A imagem encoberta pelo grande portão se mostrou para mim como um enorme corredor gradeado nas laterais. Assim que ultrapassei os limites do portão, escutei um ruído forte que indicava que a porta tinha sido fechada atrás de mim. Apesar de me sentir segura, instintivamente me senti desconfortável com aquela experiência. As trancas, juntamente com as grades e os constantes olhares de vigilância geravam em mim uma sensação de estranhamento e angústia. Tentei não demonstrar meu desconhecimento ou

curiosidade e dizia para mim mesma que deveria andar como se soubesse para onde estava indo.

Caminhei sozinha pelo grande corredor que dava acesso ao parlatório e às celas. Olhava pelas grades e via um enorme pátio do lado de fora, juntamente com guaritas de segurança que comportavam homens armados. Antes de vivenciar esta experiência, achava que o que mais iria me incomodar naquele ambiente seriam as armas dos policiais e dos agentes penitenciários. Estava surpresa em perceber que o que mais estava me inquietando era a sensação de estar presa, de não poder ir ou vir sem a permissão de outras pessoas.

Tentava assimilar o que estava sentindo na medida em que me aproximava de um grupo de funcionárias que se encontravam ao final do corredor. Chegando até delas, disse que procurava pelo parlatório. Uma das mulheres foi logo dizendo “ah, você que é a pesquisadora, né?” Confirmei a informação e disse que estava indo realizar uma entrevista.
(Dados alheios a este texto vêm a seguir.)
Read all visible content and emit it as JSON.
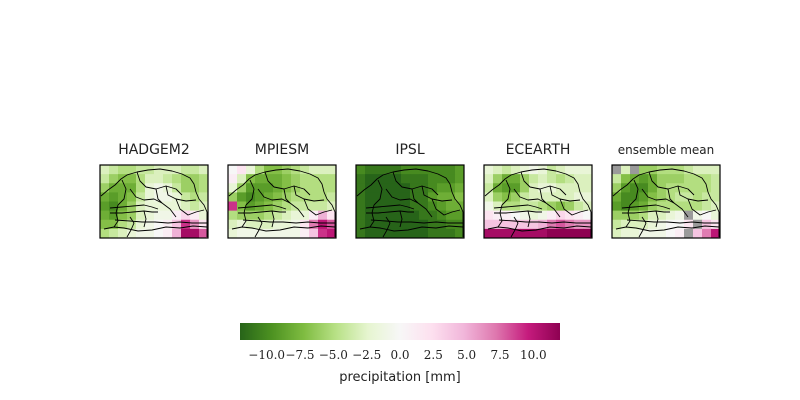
{
  "chart_data": {
    "type": "heatmap",
    "description_units": "precipitation anomaly in mm on a regular grid (12 columns x 8 rows) over Senegal",
    "colormap": {
      "name": "PiYG",
      "stops": [
        "#276419",
        "#4d9221",
        "#7fbc41",
        "#b8e186",
        "#e6f5d0",
        "#f7f7f7",
        "#fde0ef",
        "#f1b6da",
        "#de77ae",
        "#c51b7d",
        "#8e0152"
      ],
      "vmin": -12,
      "vmax": 12,
      "nodata_color": "#9a9a9a"
    },
    "colorbar": {
      "label": "precipitation [mm]",
      "ticks": [
        -10,
        -7.5,
        -5,
        -2.5,
        0,
        2.5,
        5,
        7.5,
        10
      ],
      "tick_labels": [
        "−10.0",
        "−7.5",
        "−5.0",
        "−2.5",
        "0.0",
        "2.5",
        "5.0",
        "7.5",
        "10.0"
      ]
    },
    "panels": [
      {
        "title": "HADGEM2",
        "grid": [
          [
            -3,
            -4,
            -5,
            -5,
            -4,
            -4,
            -3,
            -3,
            -3,
            -4,
            -4,
            -3
          ],
          [
            -4,
            -6,
            -7,
            -7,
            -5,
            -3,
            -3,
            -4,
            -5,
            -6,
            -6,
            -5
          ],
          [
            -6,
            -8,
            -8,
            -8,
            -5,
            -2,
            -1,
            -2,
            -4,
            -6,
            -6,
            -5
          ],
          [
            -8,
            -9,
            -8,
            -7,
            -4,
            -2,
            -1,
            -1,
            -2,
            -4,
            -5,
            -4
          ],
          [
            -9,
            -10,
            -8,
            -6,
            -3,
            -2,
            -2,
            -2,
            -2,
            -3,
            -4,
            -3
          ],
          [
            -8,
            -9,
            -7,
            -6,
            -3,
            -2,
            -1,
            -1,
            1,
            3,
            1,
            -2
          ],
          [
            -7,
            -7,
            -5,
            -4,
            -2,
            -1,
            0,
            1,
            4,
            9,
            6,
            2
          ],
          [
            -5,
            -4,
            -3,
            -2,
            -1,
            -1,
            0,
            1,
            5,
            11,
            11,
            8
          ]
        ]
      },
      {
        "title": "MPIESM",
        "grid": [
          [
            0,
            2,
            -2,
            -5,
            -7,
            -7,
            -6,
            -5,
            -4,
            -3,
            -3,
            -3
          ],
          [
            1,
            -3,
            -7,
            -8,
            -8,
            -8,
            -7,
            -6,
            -5,
            -5,
            -5,
            -5
          ],
          [
            -2,
            -6,
            -9,
            -9,
            -9,
            -8,
            -7,
            -6,
            -5,
            -5,
            -5,
            -5
          ],
          [
            -6,
            -9,
            -10,
            -9,
            -8,
            -7,
            -6,
            -5,
            -5,
            -5,
            -5,
            -4
          ],
          [
            9,
            -7,
            -9,
            -8,
            -7,
            -6,
            -5,
            -4,
            -4,
            -4,
            -4,
            -3
          ],
          [
            -5,
            -6,
            -6,
            -6,
            -5,
            -4,
            -3,
            -2,
            -2,
            1,
            5,
            2
          ],
          [
            -3,
            -2,
            -3,
            -3,
            -3,
            -2,
            -2,
            -1,
            2,
            7,
            10,
            8
          ],
          [
            -2,
            -1,
            -1,
            -1,
            -1,
            -1,
            -1,
            -1,
            1,
            4,
            9,
            10
          ]
        ]
      },
      {
        "title": "IPSL",
        "grid": [
          [
            -10,
            -11,
            -11,
            -11,
            -11,
            -10,
            -10,
            -10,
            -10,
            -10,
            -10,
            -9
          ],
          [
            -11,
            -12,
            -12,
            -12,
            -12,
            -11,
            -11,
            -11,
            -10,
            -10,
            -10,
            -9
          ],
          [
            -11,
            -12,
            -12,
            -12,
            -12,
            -12,
            -11,
            -11,
            -10,
            -9,
            -9,
            -8
          ],
          [
            -11,
            -12,
            -12,
            -12,
            -12,
            -12,
            -11,
            -11,
            -9,
            -8,
            -8,
            -7
          ],
          [
            -11,
            -12,
            -12,
            -12,
            -12,
            -12,
            -11,
            -11,
            -10,
            -9,
            -8,
            -8
          ],
          [
            -11,
            -12,
            -12,
            -12,
            -12,
            -12,
            -12,
            -11,
            -11,
            -10,
            -9,
            -9
          ],
          [
            -11,
            -12,
            -12,
            -12,
            -12,
            -12,
            -12,
            -12,
            -11,
            -11,
            -10,
            -10
          ],
          [
            -11,
            -12,
            -12,
            -12,
            -12,
            -12,
            -12,
            -12,
            -11,
            -11,
            -11,
            -10
          ]
        ]
      },
      {
        "title": "ECEARTH",
        "grid": [
          [
            -2,
            -3,
            -4,
            -3,
            -2,
            -1,
            -2,
            -4,
            -3,
            -2,
            -2,
            -2
          ],
          [
            -3,
            -6,
            -8,
            -8,
            -6,
            -4,
            -3,
            -4,
            -5,
            -4,
            -3,
            -3
          ],
          [
            -4,
            -8,
            -9,
            -9,
            -6,
            -3,
            -2,
            -2,
            -3,
            -3,
            -3,
            -3
          ],
          [
            -3,
            -6,
            -7,
            -6,
            -4,
            -3,
            -3,
            -3,
            -3,
            -3,
            -2,
            -2
          ],
          [
            -1,
            -3,
            -5,
            -5,
            -4,
            -4,
            -5,
            -6,
            -7,
            -6,
            -4,
            -3
          ],
          [
            2,
            1,
            1,
            0,
            -1,
            -2,
            -1,
            1,
            3,
            2,
            1,
            0
          ],
          [
            4,
            4,
            4,
            4,
            4,
            4,
            5,
            7,
            8,
            7,
            6,
            6
          ],
          [
            11,
            11,
            11,
            11,
            11,
            11,
            11,
            12,
            12,
            12,
            12,
            12
          ]
        ]
      },
      {
        "title": "ensemble mean",
        "grid": [
          [
            null,
            -3,
            null,
            -6,
            -6,
            -5,
            -5,
            -5,
            -4,
            -3,
            -3,
            -3
          ],
          [
            -4,
            -7,
            -8,
            -9,
            -8,
            -6,
            -6,
            -6,
            -5,
            -5,
            -5,
            -4
          ],
          [
            -6,
            -9,
            -10,
            -10,
            -8,
            -6,
            -5,
            -5,
            -5,
            -5,
            -5,
            -4
          ],
          [
            -8,
            -10,
            -10,
            -9,
            -7,
            -6,
            -5,
            -4,
            -4,
            -5,
            -4,
            -4
          ],
          [
            -9,
            -10,
            -9,
            -8,
            -6,
            -5,
            -5,
            -5,
            -5,
            -5,
            -4,
            -3
          ],
          [
            -6,
            -6,
            -6,
            -5,
            -3,
            -3,
            -2,
            -1,
            null,
            -1,
            0,
            -2
          ],
          [
            -4,
            -3,
            -3,
            -3,
            -2,
            -1,
            0,
            0,
            2,
            null,
            4,
            2
          ],
          [
            -3,
            -2,
            -2,
            -1,
            -1,
            -1,
            0,
            1,
            null,
            4,
            7,
            10
          ]
        ]
      }
    ]
  }
}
Ela gentilmente me indicou o local desejado e foi me acompanhando. Entramos noutro corredor que ficava à nossa esquerda. Desta vez, não havia grades, mas paredes e salas que deduzi que serviam como pontos de atendimento de médicos, psicólogos e assistentes sociais. A ausência de janelas e luz natural fazia aquele ambiente escuro e abafado, aumentando a sensação de que estava presa.

Após alguns passos, a moça anunciou que havíamos chegado ao parlatório. Era uma sala com estrutura de grades, onde todos que passassem no corredor podiam ver e ouvir as pessoas que ali estivessem. No centro da sala, uma mesa de alvenaria que alcançava toda a sua extensão. Ao longo dela, uma enorme grade que chegava até o teto. A extensão da mesa era dividida por parciais estruturas de madeira que delimitavam pequenos ambientes, dando a sensação de privacidade. Por fim, havia cadeiras dos dois lados da mesa, onde internos e visitas podiam se sentar e conversar sem que houvesse a possibilidade de contato físico.

Assim que entrei no parlatório, escolhi uma das “cabines” disponíveis. Não havia mais ninguém no local, apenas eu. Não seria assim por muito tempo.